Paroles de vignerons - Vinparleur - Winzer talk

Früher gab’s mehr Wein: Gebirge

Liebe A.
Die Zeit vergeht schnell, und ich schaffe es erst heute, Dir zu Antworten. Tut mir leid um Deinen abgebrochenen Zahn, ebenso für den Hundehaufen. Ein kleiner Trost: Die Welt ist letztlich nicht untergegangen.


Photo von Alexandre Buisse (Nattfodd)

Ich erinnere mich sehr gut an die träge, warme Sommerluft von der Du sprichst. Aber Du hast Recht, mit dem 2010er habe ich nichts mehr zu tun. Ich habe ihn nicht einmal probiert, schon seit fünf Jahren nicht mehr, und ich beneide Dich fast um die Unbefangenheit, beziehungsweise dem angenehmen Hintergrund, mit dem du diese Flasche entkorken kannst. Zum Glück gibt es aber genug Wein auf der Welt, sodass auch ich angenehme, flüssige Erinnerungen meine Kehle herunter laufen lassen kann.

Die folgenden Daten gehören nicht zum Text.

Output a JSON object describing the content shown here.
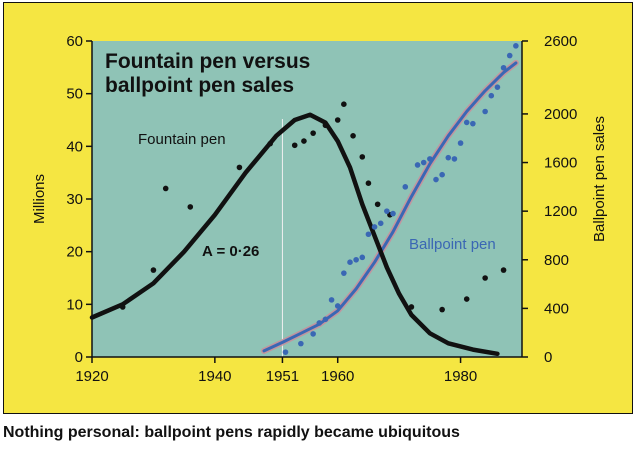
{
  "caption": "Nothing personal: ballpoint pens rapidly became ubiquitous",
  "colors": {
    "background": "#f5e642",
    "plot_area": "#8fc3b6",
    "fountain": "#111111",
    "ballpoint": "#3a67b4",
    "fit_pink": "#c98f9b",
    "marker_line": "#f0f0f0"
  },
  "chart_data": {
    "type": "scatter",
    "title_lines": [
      "Fountain pen versus",
      "ballpoint pen sales"
    ],
    "xlabel": "",
    "ylabel_left": "Millions",
    "ylabel_right": "Ballpoint pen sales",
    "xlim": [
      1920,
      1990
    ],
    "ylim_left": [
      0,
      60
    ],
    "ylim_right": [
      0,
      2600
    ],
    "x_ticks": [
      "1920",
      "1940",
      "1951",
      "1960",
      "1980"
    ],
    "x_tick_values": [
      1920,
      1940,
      1951,
      1960,
      1980
    ],
    "y_left_ticks": [
      "0",
      "10",
      "20",
      "30",
      "40",
      "50",
      "60"
    ],
    "y_left_tick_values": [
      0,
      10,
      20,
      30,
      40,
      50,
      60
    ],
    "y_right_ticks": [
      "0",
      "400",
      "800",
      "1200",
      "1600",
      "2000",
      "2600"
    ],
    "y_right_tick_values": [
      0,
      400,
      800,
      1200,
      1600,
      2000,
      2600
    ],
    "grid": false,
    "marker_year": 1951,
    "annotation": "A = 0·26",
    "series": [
      {
        "name": "Fountain pen",
        "axis": "left",
        "points": [
          {
            "x": 1925,
            "y": 9.5
          },
          {
            "x": 1930,
            "y": 16.5
          },
          {
            "x": 1932,
            "y": 32
          },
          {
            "x": 1936,
            "y": 28.5
          },
          {
            "x": 1944,
            "y": 36
          },
          {
            "x": 1949,
            "y": 40.5
          },
          {
            "x": 1953,
            "y": 40.2
          },
          {
            "x": 1954.5,
            "y": 41
          },
          {
            "x": 1956,
            "y": 42.5
          },
          {
            "x": 1958,
            "y": 44
          },
          {
            "x": 1960,
            "y": 45
          },
          {
            "x": 1961,
            "y": 48
          },
          {
            "x": 1962.5,
            "y": 42
          },
          {
            "x": 1964,
            "y": 38
          },
          {
            "x": 1965,
            "y": 33
          },
          {
            "x": 1966.5,
            "y": 29
          },
          {
            "x": 1968.5,
            "y": 27
          },
          {
            "x": 1972,
            "y": 9.5
          },
          {
            "x": 1977,
            "y": 9
          },
          {
            "x": 1981,
            "y": 11
          },
          {
            "x": 1984,
            "y": 15
          },
          {
            "x": 1987,
            "y": 16.5
          }
        ],
        "curve": [
          {
            "x": 1920,
            "y": 7.5
          },
          {
            "x": 1925,
            "y": 10
          },
          {
            "x": 1930,
            "y": 14
          },
          {
            "x": 1935,
            "y": 20
          },
          {
            "x": 1940,
            "y": 27
          },
          {
            "x": 1945,
            "y": 35
          },
          {
            "x": 1950,
            "y": 42
          },
          {
            "x": 1953,
            "y": 45
          },
          {
            "x": 1955.5,
            "y": 46
          },
          {
            "x": 1958,
            "y": 44.5
          },
          {
            "x": 1960,
            "y": 41
          },
          {
            "x": 1962,
            "y": 36
          },
          {
            "x": 1964,
            "y": 29
          },
          {
            "x": 1966,
            "y": 23
          },
          {
            "x": 1968,
            "y": 17
          },
          {
            "x": 1970,
            "y": 12
          },
          {
            "x": 1972,
            "y": 8
          },
          {
            "x": 1975,
            "y": 4.5
          },
          {
            "x": 1978,
            "y": 2.6
          },
          {
            "x": 1982,
            "y": 1.4
          },
          {
            "x": 1986,
            "y": 0.6
          }
        ]
      },
      {
        "name": "Ballpoint pen",
        "axis": "right",
        "points": [
          {
            "x": 1951.5,
            "y": 40
          },
          {
            "x": 1954,
            "y": 110
          },
          {
            "x": 1956,
            "y": 190
          },
          {
            "x": 1957,
            "y": 280
          },
          {
            "x": 1958,
            "y": 310
          },
          {
            "x": 1959,
            "y": 470
          },
          {
            "x": 1960,
            "y": 420
          },
          {
            "x": 1961,
            "y": 690
          },
          {
            "x": 1962,
            "y": 780
          },
          {
            "x": 1963,
            "y": 800
          },
          {
            "x": 1964,
            "y": 820
          },
          {
            "x": 1965,
            "y": 1010
          },
          {
            "x": 1966,
            "y": 1070
          },
          {
            "x": 1967,
            "y": 1100
          },
          {
            "x": 1968,
            "y": 1200
          },
          {
            "x": 1969,
            "y": 1180
          },
          {
            "x": 1971,
            "y": 1400
          },
          {
            "x": 1973,
            "y": 1580
          },
          {
            "x": 1974,
            "y": 1600
          },
          {
            "x": 1975,
            "y": 1630
          },
          {
            "x": 1976,
            "y": 1460
          },
          {
            "x": 1977,
            "y": 1500
          },
          {
            "x": 1978,
            "y": 1640
          },
          {
            "x": 1979,
            "y": 1630
          },
          {
            "x": 1980,
            "y": 1760
          },
          {
            "x": 1981,
            "y": 1930
          },
          {
            "x": 1982,
            "y": 1920
          },
          {
            "x": 1984,
            "y": 2020
          },
          {
            "x": 1985,
            "y": 2150
          },
          {
            "x": 1986,
            "y": 2220
          },
          {
            "x": 1987,
            "y": 2380
          },
          {
            "x": 1988,
            "y": 2480
          },
          {
            "x": 1989,
            "y": 2560
          }
        ],
        "curve": [
          {
            "x": 1948,
            "y": 50
          },
          {
            "x": 1951,
            "y": 120
          },
          {
            "x": 1954,
            "y": 195
          },
          {
            "x": 1957,
            "y": 270
          },
          {
            "x": 1960,
            "y": 380
          },
          {
            "x": 1963,
            "y": 560
          },
          {
            "x": 1966,
            "y": 780
          },
          {
            "x": 1969,
            "y": 1030
          },
          {
            "x": 1972,
            "y": 1320
          },
          {
            "x": 1975,
            "y": 1590
          },
          {
            "x": 1978,
            "y": 1820
          },
          {
            "x": 1981,
            "y": 2020
          },
          {
            "x": 1984,
            "y": 2190
          },
          {
            "x": 1987,
            "y": 2340
          },
          {
            "x": 1989,
            "y": 2420
          }
        ]
      }
    ]
  }
}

Dabei funktioniert es nicht immer, wie du selber festgestellt hast, man kann auch Enttäuschungen trinken. Beides zeigt jedoch, dass der Geschmack eines Weines nicht nur von Molekülen bestimmt wird. Äußere Umstände, innere Stimmung, Erinnerungen, all das beeinflusst den Wohlgeschmack. Das macht es nicht gerade einfacher, einen Wein „neutral“ zu beurteilen und seinen „Wert“, emotionell oder finanziell, zu bestimmen.

Sollte also die ganze Arbeit der Journalisten, Sommeliers und Œnologen, die unermüdlich über Wein schreiben und reden für die Katz sein, Weinkurse Blödsinn und Verkostungen verlorene Zeit? Solange man mit besten Freunden und geliebter Familie im Urlaub ist schmeckt jeder Wein? Arbeitsstress, Novemberwetter und unbekannte Menschen killen jeden Grand Cru? Weder noch. Denn zum Glück hat der Wein auch noch sein Wörtchen zu sagen und das kann zu seinem Vorteil oder Nachteil sein...

Erst vor kurzem bin ich einem Wein begegnet, der besser geschwiegen hätte. Als Gewürztraminer gab er sich aus, zumindest auf dem Etikett. Im Glas gab er sich jedoch eher als bitteres und gezuckertes Wasser aus, das jede Form von Eleganz oder Ausgewogenheit vehement ablehnte. Außen Hui und innen Pfui... Und das, obwohl ich mit geliebten Freunden zusammen war.

Ich glaube also, dass obwohl man den Freuden des Weines heute mit kritischem Auge, gezücktem Bleistift und sogar mit „Neuromarketing“ und Hirnstrommessungen verbissener denn je auf den Fersen ist, das vollständige Geheimnis seines Geschmacks noch lange verschleiert und (dadurch) seine Faszination erhalten bleiben wird.

So lange wird Weingeschmack mehr einer Berglandschaft ähneln, als sich auf Formeln, Erklärungen und Trends reduzieren lassen: Wunderbare Wanderwege, sanft wogende Bergwiesen, steile Schluchten, kühne Gipfel, wohltuendes Panorama, frisch wie ein Bergbach und frei wie Gebirgsluft, kühl wie Schnee... aber auch verstauchte Knöchel, erdrückende Lawinen, Muskelkater, zu kleine oder nicht eingelaufene Schuhe, Halsentzündung. Geschmack sollte man sich immer mit gewisser Vorsicht und Bedacht nähern.

Und wenn man mal weit oben ist, auf keinen Fall ins Leere treten!